On est libertins avec mon mari depuis cinq ans, c'est lui qui a proposé au départ, j'ai accepté parce que ça me plaisait et que ça nous a beaucoup rapprochés au début. On a calé une fréquence d'une soirée par semaine, soit chez nous soit en club, ça lui convient parfaitement. Lui il est commercial, il bouge moins, il a beaucoup d'énergie le weekend.
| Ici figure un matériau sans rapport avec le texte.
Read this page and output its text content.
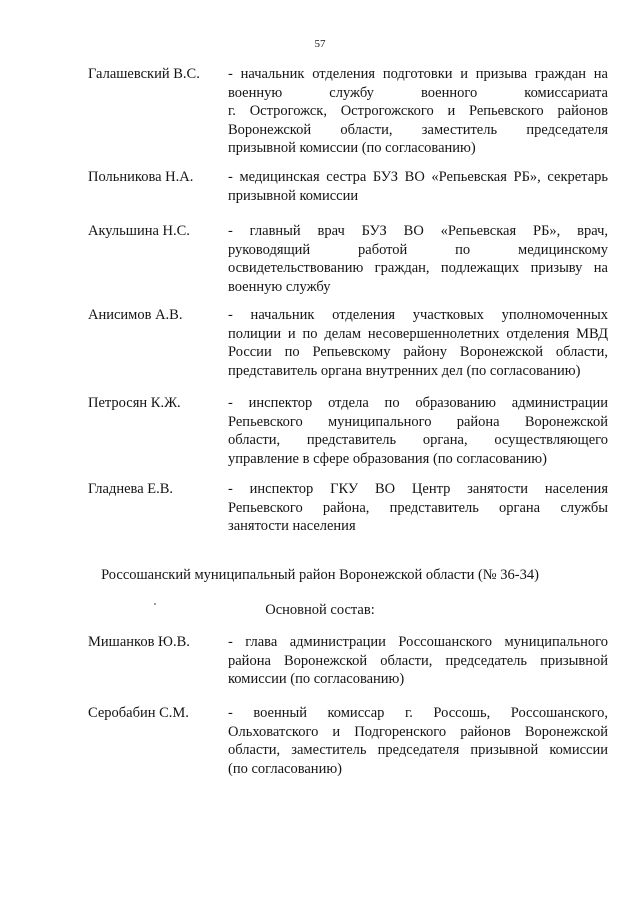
57
Галашевский В.С. - начальник отделения подготовки и призыва граждан на
военную службу военного комиссариата
г. Острогожск, Острогожского и Репьевского районов
Воронежской области, заместитель председателя
призывной комиссии (по согласованию)
Польникова Н.А. - медицинская сестра БУЗ ВО «Репьевская РБ», секретарь
призывной комиссии
Акульшина Н.С.	- главный врач БУЗ ВО «Репьевская РБ», врач,
руководящий работой по медицинскому
освидетельствованию граждан, подлежащих призыву на
военную службу
Анисимов А.В.	- начальник отделения участковых уполномоченных
полиции и по делам несовершеннолетних отделения МВД
России по Репьевскому району Воронежской области,
представитель органа внутренних дел (по согласованию)
Петросян К.Ж.	- инспектор отдела по образованию администрации
Репьевского муниципального района Воронежской
области, представитель органа, осуществляющего
управление в сфере образования (по согласованию)
Гладнева Е.В.	- инспектор ГКУ ВО Центр занятости населения
Репьевского района, представитель органа службы
занятости населения
Россошанский муниципальный район Воронежской области (№ 36-34)
Основной состав:
Мишанков Ю.В.	- глава администрации Россошанского муниципального
района Воронежской области, председатель призывной
комиссии (по согласованию)
Серобабин С.М.	- военный комиссар г. Россошь, Россошанского,
Ольховатского и Подгоренского районов Воронежской
области, заместитель председателя призывной комиссии
(по согласованию)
Le problème c'est que depuis huit ou neuf mois, le samedi soir je suis morte. Vraiment morte. Je tiens debout par politesse pour les invités, je participe par habitude, mais y a pas grand-chose qui se passe dans mon corps. Je le fais pour lui, et je sais qu'on a dit qu'on ferait jamais ça l'un pour l'autre, c'était une règle. Mais voilà, on a glissé.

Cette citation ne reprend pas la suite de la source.